I was part of an experimental neuroimaging group that tested Pachyderm OSS years ago and at the time we were really impressed with the versioning capabilities it provided. For us at the time it made it easy for each researcher to grab and change data as needed for their own development without requiring support from eng.
How well does that work when you datasets are a sizeable percentage of available storage capacity, though? Is there some sort of deduplication at work?
Pachyderm does a ton of data deduplication, both for input data that's added to pachyderm repos as well as for output files.
Pachyderm's pipelines are also smart enough to know what data has changed and what hasn't and only process the incremental data "diffs" as needed. If your pipeline is just one giant reduce or training job that's can't be broken up at all, then this isn't valuable, but most workloads include lots of Map steps where only processing diffs can be incredibly powerful
Pachyderm does it.
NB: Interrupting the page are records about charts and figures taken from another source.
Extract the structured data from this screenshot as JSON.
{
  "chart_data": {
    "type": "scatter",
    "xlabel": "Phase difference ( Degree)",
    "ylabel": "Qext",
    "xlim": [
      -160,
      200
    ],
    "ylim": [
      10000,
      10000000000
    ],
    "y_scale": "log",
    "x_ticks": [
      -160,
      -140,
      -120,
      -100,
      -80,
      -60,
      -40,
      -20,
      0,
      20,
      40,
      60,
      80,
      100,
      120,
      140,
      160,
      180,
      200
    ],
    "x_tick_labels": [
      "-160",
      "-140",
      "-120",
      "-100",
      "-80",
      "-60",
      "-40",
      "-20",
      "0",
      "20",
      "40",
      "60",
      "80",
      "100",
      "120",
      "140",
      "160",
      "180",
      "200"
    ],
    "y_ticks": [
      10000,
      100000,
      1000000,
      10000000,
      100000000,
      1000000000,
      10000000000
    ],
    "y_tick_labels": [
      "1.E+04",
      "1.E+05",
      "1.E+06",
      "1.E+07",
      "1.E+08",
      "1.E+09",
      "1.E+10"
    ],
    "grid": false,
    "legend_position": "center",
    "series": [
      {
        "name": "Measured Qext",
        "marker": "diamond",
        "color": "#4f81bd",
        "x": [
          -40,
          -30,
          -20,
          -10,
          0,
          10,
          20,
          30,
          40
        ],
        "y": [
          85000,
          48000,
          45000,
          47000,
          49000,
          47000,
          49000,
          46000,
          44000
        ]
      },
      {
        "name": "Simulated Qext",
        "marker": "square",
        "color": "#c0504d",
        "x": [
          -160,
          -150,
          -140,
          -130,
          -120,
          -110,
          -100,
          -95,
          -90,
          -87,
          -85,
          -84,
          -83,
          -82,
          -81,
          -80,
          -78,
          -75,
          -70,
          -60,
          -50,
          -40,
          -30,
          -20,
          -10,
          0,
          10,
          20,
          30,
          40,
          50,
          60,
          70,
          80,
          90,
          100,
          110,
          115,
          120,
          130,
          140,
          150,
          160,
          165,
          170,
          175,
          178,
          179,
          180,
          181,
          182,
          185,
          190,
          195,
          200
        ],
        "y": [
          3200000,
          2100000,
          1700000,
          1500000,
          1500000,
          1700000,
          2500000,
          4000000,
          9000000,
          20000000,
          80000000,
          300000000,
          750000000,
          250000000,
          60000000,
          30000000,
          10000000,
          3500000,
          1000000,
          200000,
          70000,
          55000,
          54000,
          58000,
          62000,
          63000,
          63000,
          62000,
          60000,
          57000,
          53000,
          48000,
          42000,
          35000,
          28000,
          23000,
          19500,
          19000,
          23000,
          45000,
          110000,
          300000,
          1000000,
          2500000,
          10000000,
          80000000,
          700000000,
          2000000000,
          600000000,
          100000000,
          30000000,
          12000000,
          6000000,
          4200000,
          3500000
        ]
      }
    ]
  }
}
It's like half of what pachyderm does, manage the versioned data, and schedule workers to run your containered processes against them.
FYI, it's ridiculously easy to get going playing with Pachyderm if you just want to check it out. You can run it on Minikube.
I have a “data science pipeline” coordinated with a Makefile and run on CI/CD (GitLab) with reports generated as build artifacts. Big stuff checked in with Git LFS.
Pachyderm pipelines can be run in a massively distributed fashion with data being sharded across many workers. Pachyderm also offers much better failure semantics than Make + CI. For example, if one shard of data of your pipeline fails such as a node or container dies, Pachyderm will automatically make sure that the data get rescheduled to another worker.
Each pipeline can have separate resource requirements (e.g. GPUs, lots of memory, etc) and gets scheduled by Kubernetes.
Finally, Pachyderm is versioning all of the intermediate steps in your data pipeline so if a downstream step fails, you don't have to restart from scratch, you can pick up right where it left off.
Congrats on your round! FWIW, (me being in a space adjacent to yours) I see these kinds of comments all the time about the "my 1 off pipeline seems good enough".
Most people don't need "industrial strength" till you hit a certain scale. They tend to optimize for ease of use/simplicity. It's one thing if you don't have to change their workflow, it's another if you have to not only have people change their workflow but also teach something new.
Convenience matters more. There's a pain threshold of "new tool" vs "this costs me x amount of time".
How are you guys overcoming this? Even though we're also in the infra space, I've never seen you guys out in the wild. Where would I bump in to you and what is the scale I would want to add the complexity of k8s + pachyderm + whatever other deps you guys have over just using an S3 bucket?
Another question: Why hasn't AWS just packaged this up and offered it as an extension of their k8s service? How are you guys going to overcome that?
Usually I see "hybrid cloud" or "on prem" as the response.
If it is on prem, are you guys relying on the presence of k8s at customers? Do you guys use something like gravitational?
Thanks for the response. I forgot to mention that the Make/CI jobs are run on a Slurm HPC cluster (actually multiple since the CI file uses runners running in multiple Slurm clusters for different resources). Make ensures we don’t redo stuff unless needed.
Point taken about restarts, but I usually want to see why a thing fails before retrying.
It seems like Pachyderm mainly offers better granularity, especially for the data management.
I think it'd be overkill if what you have is working for you. At least, replacing what you have may not be worth it.
For me, there's various properties I like about pachyderm (though they're missing some key workflows I'd like). Looking at some output data, I can see exactly what versions of everything was run against what data, and the data is all version controlled. This should also allow experimentation by individual people and easier approval of updates. I work with multiple teams with many components, where each one may impact others - being able to look at some final result that's weird and go back to figure out what's going on is hard. Tools like pachyderm help with that.
for a job where that workflow is sufficient, you probably shouldn't.
But if you need an always-on, always-ready pipeline that can scale horizontally on an as-needed basis, and perhaps mixes many different modules/languages, than Pachyderm might be a good fit.
Well you can use https://github.com/argoproj/argo for workflow needs without need to version everything. For data versioning if you need, you can use https://dvc.org/ As this gives me freedom to choose as if I want data versioning and/or workflow rather than one bug bundle.
Hi, Pachyderm CEO here.
We have been discussing this comment internally for the last 15 minutes and still don't understand it. But we really enjoy it. Would you mind explaining a bit more what you are saying?